Its development decisions went something like: 'Hey, let's be sooooo awesome and update the search results live, as you type! Wow, without even a one-second delay this is SO REALTIME - like we're in 2187' (later) 'Do we need to index the database?eh, nah. I don't think our custom database solution even supports indexing. In my friend's case the store he's at has tens of thousands of books.

Cue perpetual SSD replacements by all the shops using this software My approach to using it (when my friend and I were discussing it while I visited) was to hit Win+R to obtain a text box, type my search string, then ^C/ESC/^V it over. The database app would lock up for about 1.2 seconds per keypress. Back then, 'faster' really meant faster. These days, there's far less of a gap between processor generations for a consumer use-case.

Running Firefox on Windows 10 to check Gmail and Facebook and occasional Word usage probably wouldn't feel much slower if you're on an Apple A10 processor vs a Skylake core i5. We long ago reached the point where an iPad processor was fast enough for consumer usage, and I knew plenty of college students who were happy with their Surface (non-pro, ARM-based). For you and I, we want the fastest machines possible, and right now it's x86. For everyone else, I doubt they've even given it a thought, and I don't think they'd notice. My question is how would this affect the market?

Apple will stay Apple. I don't think they'll go anywhere. The question is Google.

Wow64 X86 Emulator

If this happened in 2008, I don't think Android would have taken off anywhere close to the way it did. One one hand, Android has millions of apps already on the market. On the other hand, Microsoft now has potentially millions of old, existing, applications.

I don't think it will make a dent in the phone market. It's too commonly used as a hand-held rather than a station, and windows apps are useless there.

Wow64 X86 Emulator

On the other hand, it can tank the Android tablet market. I agree on the phone side. How many of those millions of apps are usable from a phone screen, using a phone interface?
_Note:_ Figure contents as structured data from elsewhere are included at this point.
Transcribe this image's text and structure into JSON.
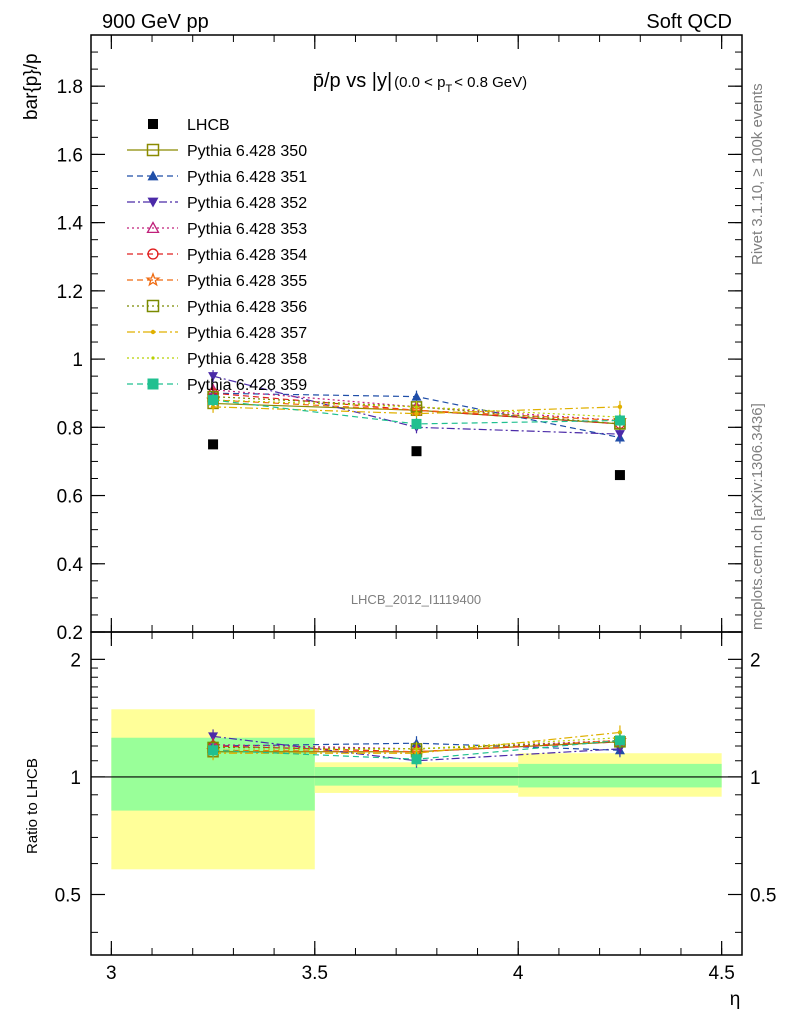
{
  "header": {
    "left": "900 GeV pp",
    "right": "Soft QCD"
  },
  "side_labels": {
    "rivet": "Rivet 3.1.10, ≥ 100k events",
    "mcplots": "mcplots.cern.ch [arXiv:1306.3436]"
  },
  "chart_data": [
    {
      "type": "scatter",
      "panel": "main",
      "title": "p̄/p vs |y| (0.0 < p_T < 0.8 GeV)",
      "ylabel": "bar{p}/p",
      "xlabel": "η",
      "watermark": "LHCB_2012_I1119400",
      "xlim": [
        2.95,
        4.55
      ],
      "ylim": [
        0.2,
        1.95
      ],
      "yticks": [
        "0.2",
        "0.4",
        "0.6",
        "0.8",
        "1",
        "1.2",
        "1.4",
        "1.6",
        "1.8"
      ],
      "legend_position": "top-left",
      "x": [
        3.25,
        3.75,
        4.25
      ],
      "data": {
        "name": "LHCB",
        "values": [
          0.75,
          0.73,
          0.66
        ]
      },
      "series": [
        {
          "name": "Pythia 6.428 350",
          "color": "#8b8b00",
          "marker": "open-square",
          "dash": "solid",
          "values": [
            0.87,
            0.85,
            0.81
          ]
        },
        {
          "name": "Pythia 6.428 351",
          "color": "#1f4ea8",
          "marker": "triangle-up",
          "dash": "dashed",
          "values": [
            0.9,
            0.89,
            0.77
          ]
        },
        {
          "name": "Pythia 6.428 352",
          "color": "#4b2aa8",
          "marker": "triangle-down",
          "dash": "dashdot",
          "values": [
            0.95,
            0.8,
            0.78
          ]
        },
        {
          "name": "Pythia 6.428 353",
          "color": "#c0207a",
          "marker": "open-triangle",
          "dash": "dotted",
          "values": [
            0.91,
            0.86,
            0.82
          ]
        },
        {
          "name": "Pythia 6.428 354",
          "color": "#e02020",
          "marker": "open-circle",
          "dash": "dashed",
          "values": [
            0.9,
            0.85,
            0.81
          ]
        },
        {
          "name": "Pythia 6.428 355",
          "color": "#ef6a10",
          "marker": "open-star",
          "dash": "dashed",
          "values": [
            0.88,
            0.85,
            0.82
          ]
        },
        {
          "name": "Pythia 6.428 356",
          "color": "#7a8a00",
          "marker": "open-square",
          "dash": "dotted",
          "values": [
            0.89,
            0.86,
            0.81
          ]
        },
        {
          "name": "Pythia 6.428 357",
          "color": "#e0b000",
          "marker": "dot",
          "dash": "dashdot",
          "values": [
            0.86,
            0.84,
            0.86
          ]
        },
        {
          "name": "Pythia 6.428 358",
          "color": "#b8d000",
          "marker": "small-dot",
          "dash": "dotted",
          "values": [
            0.88,
            0.86,
            0.83
          ]
        },
        {
          "name": "Pythia 6.428 359",
          "color": "#20c090",
          "marker": "filled-square",
          "dash": "dashed",
          "values": [
            0.88,
            0.81,
            0.82
          ]
        }
      ]
    },
    {
      "type": "scatter",
      "panel": "ratio",
      "ylabel": "Ratio to LHCB",
      "xlabel": "η",
      "xlim": [
        2.95,
        4.55
      ],
      "ylim": [
        0.35,
        2.35
      ],
      "log_y": true,
      "xticks": [
        "3",
        "3.5",
        "4",
        "4.5"
      ],
      "yticks": [
        "0.5",
        "1",
        "2"
      ],
      "x": [
        3.25,
        3.75,
        4.25
      ],
      "bands": [
        {
          "x": [
            3.0,
            3.5
          ],
          "green": [
            0.82,
            1.26
          ],
          "yellow": [
            0.58,
            1.49
          ]
        },
        {
          "x": [
            3.5,
            4.0
          ],
          "green": [
            0.95,
            1.06
          ],
          "yellow": [
            0.91,
            1.09
          ]
        },
        {
          "x": [
            4.0,
            4.5
          ],
          "green": [
            0.94,
            1.08
          ],
          "yellow": [
            0.89,
            1.15
          ]
        }
      ],
      "series": [
        {
          "name": "Pythia 6.428 350",
          "values": [
            1.16,
            1.16,
            1.23
          ]
        },
        {
          "name": "Pythia 6.428 351",
          "values": [
            1.2,
            1.22,
            1.17
          ]
        },
        {
          "name": "Pythia 6.428 352",
          "values": [
            1.27,
            1.1,
            1.18
          ]
        },
        {
          "name": "Pythia 6.428 353",
          "values": [
            1.21,
            1.18,
            1.24
          ]
        },
        {
          "name": "Pythia 6.428 354",
          "values": [
            1.2,
            1.16,
            1.23
          ]
        },
        {
          "name": "Pythia 6.428 355",
          "values": [
            1.17,
            1.16,
            1.24
          ]
        },
        {
          "name": "Pythia 6.428 356",
          "values": [
            1.19,
            1.18,
            1.23
          ]
        },
        {
          "name": "Pythia 6.428 357",
          "values": [
            1.15,
            1.15,
            1.3
          ]
        },
        {
          "name": "Pythia 6.428 358",
          "values": [
            1.17,
            1.18,
            1.26
          ]
        },
        {
          "name": "Pythia 6.428 359",
          "values": [
            1.17,
            1.11,
            1.24
          ]
        }
      ]
    }
  ]
}
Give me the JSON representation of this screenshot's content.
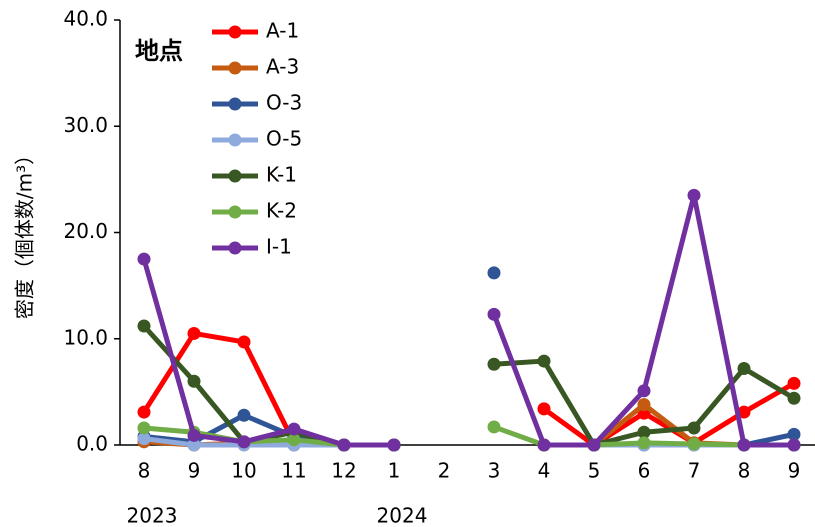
{
  "chart_data": {
    "type": "line",
    "y_label": "密度（個体数/m³）",
    "legend_title": "地点",
    "categories": [
      "8",
      "9",
      "10",
      "11",
      "12",
      "1",
      "2",
      "3",
      "4",
      "5",
      "6",
      "7",
      "8",
      "9"
    ],
    "year_labels": [
      "2023",
      "2024"
    ],
    "ylim": [
      0,
      40
    ],
    "yticks": [
      {
        "value": 0,
        "label": "0.0"
      },
      {
        "value": 10,
        "label": "10.0"
      },
      {
        "value": 20,
        "label": "20.0"
      },
      {
        "value": 30,
        "label": "30.0"
      },
      {
        "value": 40,
        "label": "40.0"
      }
    ],
    "series": [
      {
        "name": "A-1",
        "color": "#ff0000",
        "values": [
          3.1,
          10.5,
          9.7,
          0.2,
          0,
          0,
          null,
          null,
          3.4,
          0,
          3.0,
          0.2,
          3.1,
          5.8
        ]
      },
      {
        "name": "A-3",
        "color": "#c55a11",
        "values": [
          0.3,
          0,
          0.2,
          0,
          0,
          0,
          null,
          null,
          0,
          0,
          3.8,
          0.2,
          0,
          0
        ]
      },
      {
        "name": "O-3",
        "color": "#2f5597",
        "values": [
          0.8,
          0.3,
          2.8,
          0.8,
          0,
          0,
          null,
          16.2,
          null,
          0,
          0,
          0,
          0,
          1.0
        ]
      },
      {
        "name": "O-5",
        "color": "#8faadc",
        "values": [
          0.6,
          0,
          0,
          0,
          0,
          0,
          null,
          null,
          0,
          0,
          0,
          0,
          0,
          0
        ]
      },
      {
        "name": "K-1",
        "color": "#385723",
        "values": [
          11.2,
          6.0,
          0.3,
          1.2,
          0,
          0,
          null,
          7.6,
          7.9,
          0,
          1.2,
          1.6,
          7.2,
          4.4
        ]
      },
      {
        "name": "K-2",
        "color": "#70ad47",
        "values": [
          1.6,
          1.2,
          0.3,
          0.5,
          0,
          0,
          null,
          1.7,
          0,
          0,
          0.2,
          0.1,
          0,
          0
        ]
      },
      {
        "name": "I-1",
        "color": "#7030a0",
        "values": [
          17.5,
          0.9,
          0.3,
          1.5,
          0,
          0,
          null,
          12.3,
          0,
          0,
          5.1,
          23.5,
          0,
          0
        ]
      }
    ]
  }
}
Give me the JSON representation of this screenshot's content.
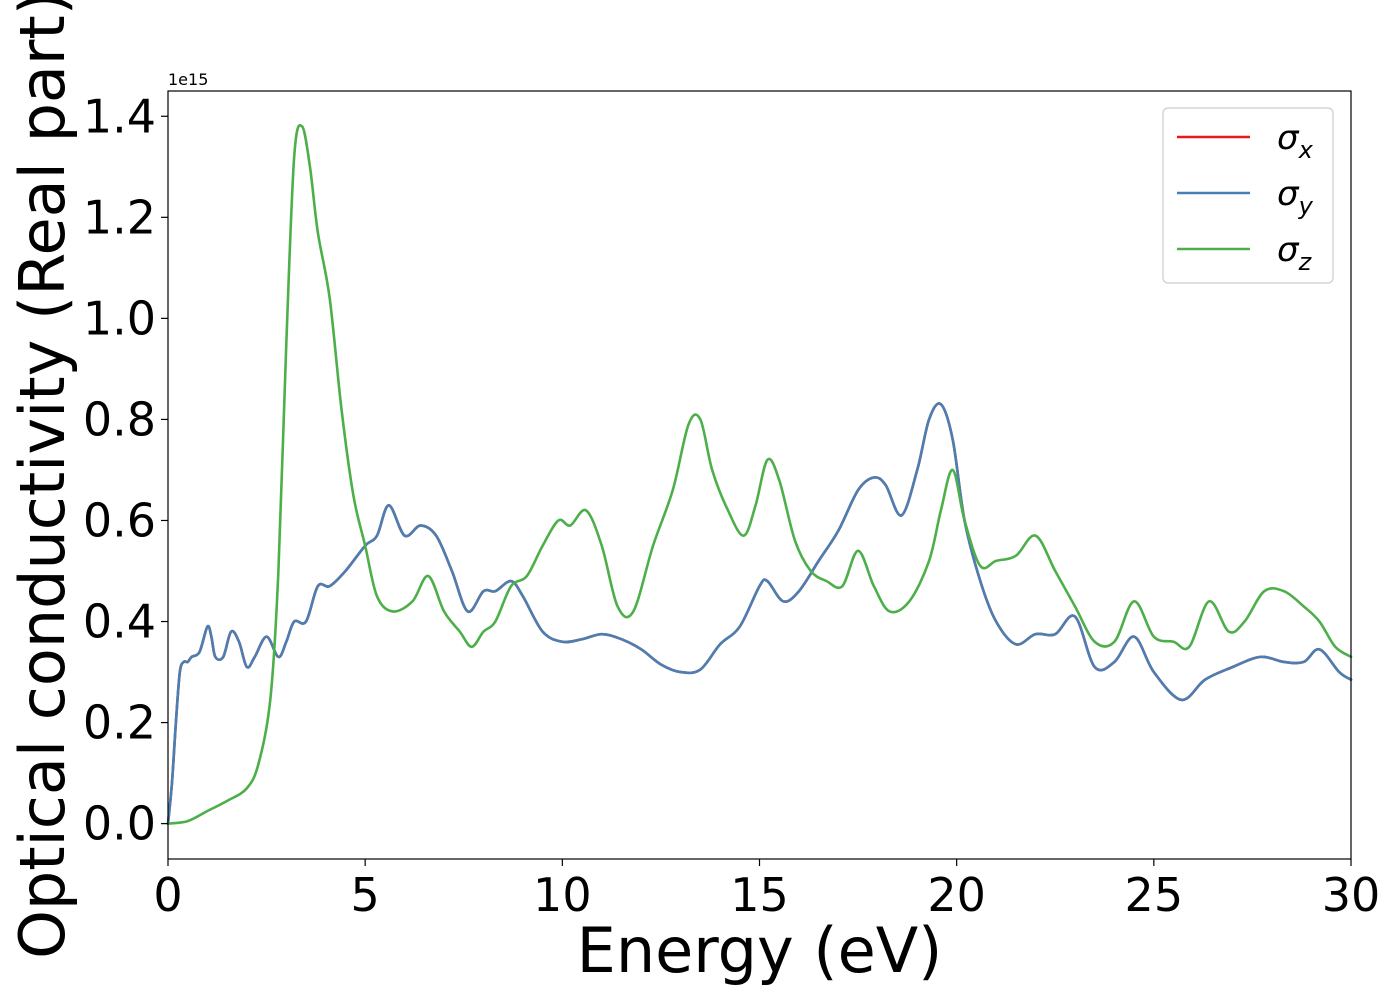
{
  "chart_data": {
    "type": "line",
    "xlabel": "Energy (eV)",
    "ylabel": "Optical conductivity (Real part)",
    "y_offset_label": "1e15",
    "xlim": [
      0,
      30
    ],
    "ylim": [
      -0.07,
      1.45
    ],
    "xticks": [
      0,
      5,
      10,
      15,
      20,
      25,
      30
    ],
    "xtick_labels": [
      "0",
      "5",
      "10",
      "15",
      "20",
      "25",
      "30"
    ],
    "yticks": [
      0.0,
      0.2,
      0.4,
      0.6,
      0.8,
      1.0,
      1.2,
      1.4
    ],
    "ytick_labels": [
      "0.0",
      "0.2",
      "0.4",
      "0.6",
      "0.8",
      "1.0",
      "1.2",
      "1.4"
    ],
    "grid": false,
    "legend_position": "top-right",
    "series": [
      {
        "name": "σx",
        "symbol": "σ",
        "subscript": "x",
        "color": "#e41a1c",
        "x": [
          0,
          0.1,
          0.2,
          0.3,
          0.4,
          0.5,
          0.6,
          0.8,
          1.0,
          1.1,
          1.2,
          1.4,
          1.6,
          1.8,
          2.0,
          2.2,
          2.5,
          2.8,
          3.0,
          3.2,
          3.5,
          3.8,
          4.1,
          4.5,
          5.0,
          5.3,
          5.6,
          6.0,
          6.4,
          6.8,
          7.2,
          7.6,
          8.0,
          8.3,
          8.7,
          9.0,
          9.5,
          10.0,
          10.5,
          11.0,
          11.5,
          12.0,
          12.5,
          13.0,
          13.5,
          14.0,
          14.5,
          15.0,
          15.2,
          15.6,
          16.0,
          16.5,
          17.0,
          17.5,
          17.9,
          18.2,
          18.6,
          19.0,
          19.3,
          19.6,
          19.9,
          20.2,
          20.6,
          21.0,
          21.5,
          22.0,
          22.5,
          23.0,
          23.5,
          24.0,
          24.5,
          25.0,
          25.7,
          26.3,
          27.0,
          27.7,
          28.3,
          28.8,
          29.2,
          29.7,
          30.0
        ],
        "y": [
          0.0,
          0.08,
          0.2,
          0.3,
          0.32,
          0.32,
          0.33,
          0.34,
          0.39,
          0.37,
          0.33,
          0.33,
          0.38,
          0.36,
          0.31,
          0.33,
          0.37,
          0.33,
          0.36,
          0.4,
          0.4,
          0.47,
          0.47,
          0.5,
          0.55,
          0.57,
          0.63,
          0.57,
          0.59,
          0.57,
          0.5,
          0.42,
          0.46,
          0.46,
          0.48,
          0.45,
          0.38,
          0.36,
          0.365,
          0.375,
          0.365,
          0.345,
          0.315,
          0.3,
          0.305,
          0.355,
          0.39,
          0.47,
          0.48,
          0.44,
          0.46,
          0.52,
          0.58,
          0.66,
          0.685,
          0.67,
          0.61,
          0.7,
          0.8,
          0.83,
          0.76,
          0.6,
          0.48,
          0.4,
          0.355,
          0.375,
          0.375,
          0.41,
          0.31,
          0.32,
          0.37,
          0.3,
          0.245,
          0.285,
          0.31,
          0.33,
          0.32,
          0.32,
          0.345,
          0.3,
          0.285
        ]
      },
      {
        "name": "σy",
        "symbol": "σ",
        "subscript": "y",
        "color": "#4a7fb4",
        "x": [
          0,
          0.1,
          0.2,
          0.3,
          0.4,
          0.5,
          0.6,
          0.8,
          1.0,
          1.1,
          1.2,
          1.4,
          1.6,
          1.8,
          2.0,
          2.2,
          2.5,
          2.8,
          3.0,
          3.2,
          3.5,
          3.8,
          4.1,
          4.5,
          5.0,
          5.3,
          5.6,
          6.0,
          6.4,
          6.8,
          7.2,
          7.6,
          8.0,
          8.3,
          8.7,
          9.0,
          9.5,
          10.0,
          10.5,
          11.0,
          11.5,
          12.0,
          12.5,
          13.0,
          13.5,
          14.0,
          14.5,
          15.0,
          15.2,
          15.6,
          16.0,
          16.5,
          17.0,
          17.5,
          17.9,
          18.2,
          18.6,
          19.0,
          19.3,
          19.6,
          19.9,
          20.2,
          20.6,
          21.0,
          21.5,
          22.0,
          22.5,
          23.0,
          23.5,
          24.0,
          24.5,
          25.0,
          25.7,
          26.3,
          27.0,
          27.7,
          28.3,
          28.8,
          29.2,
          29.7,
          30.0
        ],
        "y": [
          0.0,
          0.08,
          0.2,
          0.3,
          0.32,
          0.32,
          0.33,
          0.34,
          0.39,
          0.37,
          0.33,
          0.33,
          0.38,
          0.36,
          0.31,
          0.33,
          0.37,
          0.33,
          0.36,
          0.4,
          0.4,
          0.47,
          0.47,
          0.5,
          0.55,
          0.57,
          0.63,
          0.57,
          0.59,
          0.57,
          0.5,
          0.42,
          0.46,
          0.46,
          0.48,
          0.45,
          0.38,
          0.36,
          0.365,
          0.375,
          0.365,
          0.345,
          0.315,
          0.3,
          0.305,
          0.355,
          0.39,
          0.47,
          0.48,
          0.44,
          0.46,
          0.52,
          0.58,
          0.66,
          0.685,
          0.67,
          0.61,
          0.7,
          0.8,
          0.83,
          0.76,
          0.6,
          0.48,
          0.4,
          0.355,
          0.375,
          0.375,
          0.41,
          0.31,
          0.32,
          0.37,
          0.3,
          0.245,
          0.285,
          0.31,
          0.33,
          0.32,
          0.32,
          0.345,
          0.3,
          0.285
        ]
      },
      {
        "name": "σz",
        "symbol": "σ",
        "subscript": "z",
        "color": "#4daf4a",
        "x": [
          0,
          0.5,
          1.0,
          1.5,
          2.0,
          2.3,
          2.6,
          2.8,
          3.0,
          3.2,
          3.4,
          3.6,
          3.8,
          4.1,
          4.4,
          4.7,
          5.0,
          5.3,
          5.7,
          6.2,
          6.6,
          7.0,
          7.4,
          7.7,
          8.0,
          8.3,
          8.7,
          9.1,
          9.5,
          9.9,
          10.2,
          10.6,
          11.0,
          11.4,
          11.8,
          12.3,
          12.8,
          13.2,
          13.5,
          13.8,
          14.2,
          14.6,
          14.9,
          15.2,
          15.5,
          15.9,
          16.3,
          16.7,
          17.1,
          17.5,
          17.9,
          18.3,
          18.8,
          19.3,
          19.6,
          19.9,
          20.2,
          20.6,
          21.0,
          21.5,
          22.0,
          22.5,
          23.0,
          23.5,
          24.0,
          24.5,
          25.0,
          25.5,
          25.9,
          26.4,
          26.9,
          27.3,
          27.8,
          28.3,
          28.8,
          29.2,
          29.6,
          30.0
        ],
        "y": [
          0.0,
          0.005,
          0.025,
          0.045,
          0.07,
          0.12,
          0.25,
          0.5,
          0.95,
          1.32,
          1.38,
          1.3,
          1.17,
          1.04,
          0.82,
          0.65,
          0.55,
          0.45,
          0.42,
          0.44,
          0.49,
          0.42,
          0.38,
          0.35,
          0.38,
          0.4,
          0.47,
          0.49,
          0.55,
          0.6,
          0.59,
          0.62,
          0.55,
          0.43,
          0.42,
          0.55,
          0.66,
          0.79,
          0.8,
          0.7,
          0.62,
          0.57,
          0.63,
          0.72,
          0.68,
          0.56,
          0.5,
          0.48,
          0.47,
          0.54,
          0.47,
          0.42,
          0.44,
          0.52,
          0.62,
          0.7,
          0.6,
          0.51,
          0.52,
          0.53,
          0.57,
          0.5,
          0.43,
          0.36,
          0.36,
          0.44,
          0.37,
          0.36,
          0.35,
          0.44,
          0.38,
          0.4,
          0.46,
          0.46,
          0.43,
          0.4,
          0.35,
          0.33
        ]
      }
    ]
  }
}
This sounds like cool technology, but this particular use case sounds very limited use on phones.

However, on the tablet side, it may allow Microsoft to bring down the price of the Surface a bit while still maintaining legacy app compatibility. My understanding is that Intel caught up with ARM a couple years ago on performance-per-Watt, but how's the idle power consumption of 64-bit Atom processors these days compared to 64-bit ARM offerings? For many consumer use cases, idle power consumption has a bigger impact on battery life than does performance-per-Watt.

I'm a bit sad this news came out after SoftBank bought up my ARM shares, but I'm glad to see more evidence we may yet get the x86 monkey off our back. Thus far the approach (dating back to Windows 8) seems to be offloading that need to the Store (Cloud) backend and/or other Installer delivering the right bits instead of delivering everything. This is clearest in.NET applications and the.NET Native stack on Windows that most of the work in.NET Native builds to produce platform binaries actually happen on Store servers, but even Windows 8's Store would encourage uploading.NET IL and in 8 the Store app client-side would do the final AOT compile to ARM/x86 (with that getting offloaded to Store servers in 8.1).